If the source voltage (the car battery) becomes lower than the capacitor's voltage then the capacitor will try to charge the capacitor. Current will flow from the capacitor to the battery until their voltages are once again equal.

It's important to note that the magnitude of the current, and therefore the time taken to equalize the voltages, depends on the resistance of the wiring between the battery and the capacitor and the value of the capacitance.

• What will happen to the voltage across the load which needs constant voltage. I need a constant voltage at the load. And supply voltage will be coming from the alternator when car engine is running. – James Oct 28 '19 at 18:55
• If you truly need a constant voltage then you will need to use a dc-dc converter that accepts the range of input voltages you get from the battery and provides a constant output voltage. You can't get a truly constant voltage by adding a finite amount of capacitance. – Elliot Alderson Oct 28 '19 at 18:58
• Elliot, yes i too thought of it. And can I prevent the voltage from capacitor going back to power supply just by adding a diode? Is it advisable to add two power sources at different voltages like this and give it to a dc-dc converter? Thanks for valuable inputs. – James Oct 28 '19 at 19:03
• You can prevent current from flowing from the capacitor back to the battery using a diode, but if you use an appropriate dc-dc converter you won't need the capacitor at all. – Elliot Alderson Oct 28 '19 at 19:06
• Basically using the capacitors to store current and provide it along with power supply when more power is needed by load than the power supply momentarily. – James Oct 28 '19 at 19:10

As they are in parallel, ideally the capacitor would follow exactly the voltage that is applied to it. If the battery voltage changes immediately, the voltage drop between the capacitor and the battery will generate a current with the value: $$I=\frac{V}{R}$$ (being V the voltage drop and R the resistance of the cable that connects the capacitor to the battery).

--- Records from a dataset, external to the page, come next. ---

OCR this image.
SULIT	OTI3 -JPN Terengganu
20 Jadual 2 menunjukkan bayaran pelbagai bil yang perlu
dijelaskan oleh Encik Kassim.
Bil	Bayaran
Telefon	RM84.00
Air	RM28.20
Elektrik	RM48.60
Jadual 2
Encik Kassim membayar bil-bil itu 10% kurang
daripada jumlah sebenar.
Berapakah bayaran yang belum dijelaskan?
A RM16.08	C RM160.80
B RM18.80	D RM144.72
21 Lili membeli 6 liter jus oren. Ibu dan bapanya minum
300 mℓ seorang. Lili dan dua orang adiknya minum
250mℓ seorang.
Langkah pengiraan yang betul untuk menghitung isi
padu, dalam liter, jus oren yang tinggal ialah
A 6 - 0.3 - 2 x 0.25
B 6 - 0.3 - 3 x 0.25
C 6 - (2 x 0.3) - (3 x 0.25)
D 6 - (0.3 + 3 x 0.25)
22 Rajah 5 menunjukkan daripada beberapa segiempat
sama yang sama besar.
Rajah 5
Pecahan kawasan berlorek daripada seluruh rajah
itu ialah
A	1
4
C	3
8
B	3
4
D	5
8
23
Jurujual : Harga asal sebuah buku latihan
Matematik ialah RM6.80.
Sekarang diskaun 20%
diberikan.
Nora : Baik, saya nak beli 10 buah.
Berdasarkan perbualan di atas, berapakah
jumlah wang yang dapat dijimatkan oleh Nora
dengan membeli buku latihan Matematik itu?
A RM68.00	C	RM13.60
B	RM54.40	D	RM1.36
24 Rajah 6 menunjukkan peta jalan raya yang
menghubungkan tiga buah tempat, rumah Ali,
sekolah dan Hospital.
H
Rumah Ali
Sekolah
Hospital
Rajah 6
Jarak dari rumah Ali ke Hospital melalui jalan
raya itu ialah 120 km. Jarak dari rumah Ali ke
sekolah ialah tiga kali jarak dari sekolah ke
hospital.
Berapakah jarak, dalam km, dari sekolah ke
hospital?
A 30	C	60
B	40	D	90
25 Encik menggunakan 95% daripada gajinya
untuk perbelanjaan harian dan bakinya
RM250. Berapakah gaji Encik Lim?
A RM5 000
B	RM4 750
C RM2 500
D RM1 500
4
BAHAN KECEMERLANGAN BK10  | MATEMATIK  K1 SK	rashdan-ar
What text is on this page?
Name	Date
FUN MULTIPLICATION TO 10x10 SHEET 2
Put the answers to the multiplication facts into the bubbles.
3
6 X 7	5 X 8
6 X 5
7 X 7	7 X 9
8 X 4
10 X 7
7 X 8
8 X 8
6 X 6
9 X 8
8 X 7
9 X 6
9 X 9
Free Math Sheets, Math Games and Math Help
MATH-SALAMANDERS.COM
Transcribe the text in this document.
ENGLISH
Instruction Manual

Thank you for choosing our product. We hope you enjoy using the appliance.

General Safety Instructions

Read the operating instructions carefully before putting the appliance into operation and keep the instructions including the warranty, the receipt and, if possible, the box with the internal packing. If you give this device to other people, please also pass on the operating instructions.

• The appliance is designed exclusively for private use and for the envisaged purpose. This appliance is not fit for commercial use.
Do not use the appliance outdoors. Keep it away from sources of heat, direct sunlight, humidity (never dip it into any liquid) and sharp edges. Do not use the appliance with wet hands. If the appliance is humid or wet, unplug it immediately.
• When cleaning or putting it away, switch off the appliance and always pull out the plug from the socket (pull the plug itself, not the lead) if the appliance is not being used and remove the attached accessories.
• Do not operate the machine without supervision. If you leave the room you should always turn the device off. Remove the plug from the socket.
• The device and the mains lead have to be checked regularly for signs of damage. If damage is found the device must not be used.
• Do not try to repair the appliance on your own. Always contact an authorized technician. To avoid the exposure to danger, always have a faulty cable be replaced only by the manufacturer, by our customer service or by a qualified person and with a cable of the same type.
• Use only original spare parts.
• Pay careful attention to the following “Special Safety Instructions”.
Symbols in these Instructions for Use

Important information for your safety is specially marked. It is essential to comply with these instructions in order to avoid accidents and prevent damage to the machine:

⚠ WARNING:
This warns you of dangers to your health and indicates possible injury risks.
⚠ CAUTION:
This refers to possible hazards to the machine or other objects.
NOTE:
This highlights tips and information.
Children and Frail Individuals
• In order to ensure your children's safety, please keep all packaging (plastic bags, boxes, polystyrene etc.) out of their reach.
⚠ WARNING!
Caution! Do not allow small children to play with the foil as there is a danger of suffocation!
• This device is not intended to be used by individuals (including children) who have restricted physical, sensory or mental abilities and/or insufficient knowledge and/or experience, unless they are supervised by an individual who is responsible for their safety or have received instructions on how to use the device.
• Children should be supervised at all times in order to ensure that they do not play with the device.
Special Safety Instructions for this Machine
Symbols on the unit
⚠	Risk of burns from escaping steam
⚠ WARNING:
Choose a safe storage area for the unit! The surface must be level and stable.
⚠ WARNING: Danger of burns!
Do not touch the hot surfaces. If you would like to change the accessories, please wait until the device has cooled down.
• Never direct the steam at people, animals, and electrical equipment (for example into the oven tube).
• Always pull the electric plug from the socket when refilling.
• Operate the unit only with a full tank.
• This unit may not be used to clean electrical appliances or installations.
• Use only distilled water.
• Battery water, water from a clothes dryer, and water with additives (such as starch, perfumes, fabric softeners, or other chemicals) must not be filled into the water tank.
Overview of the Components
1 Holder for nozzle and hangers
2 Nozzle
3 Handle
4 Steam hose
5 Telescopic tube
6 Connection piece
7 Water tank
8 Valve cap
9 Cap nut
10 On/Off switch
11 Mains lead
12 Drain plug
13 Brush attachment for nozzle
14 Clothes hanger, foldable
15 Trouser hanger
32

But, in the real world, the formula for the current on a voltage change on a capacitor over time is actually $$i(t)=\frac{du(t)}{dt}\times C$$ (being u(t) the voltage drop over time and C the capacitance you are using). In this formula, you can see that the current will be higher if the derivative of the voltage drop is higher. What this tells us is that the current will be proportional to the voltage drop change rate (quicker change means higher current and viceversa).

This current will discharge the capacitor and decrease its value over time since the capacitor voltage will be decreasing as well. When the capacitor voltage is the same as the battery, the current will be 0 so it will stop discharging.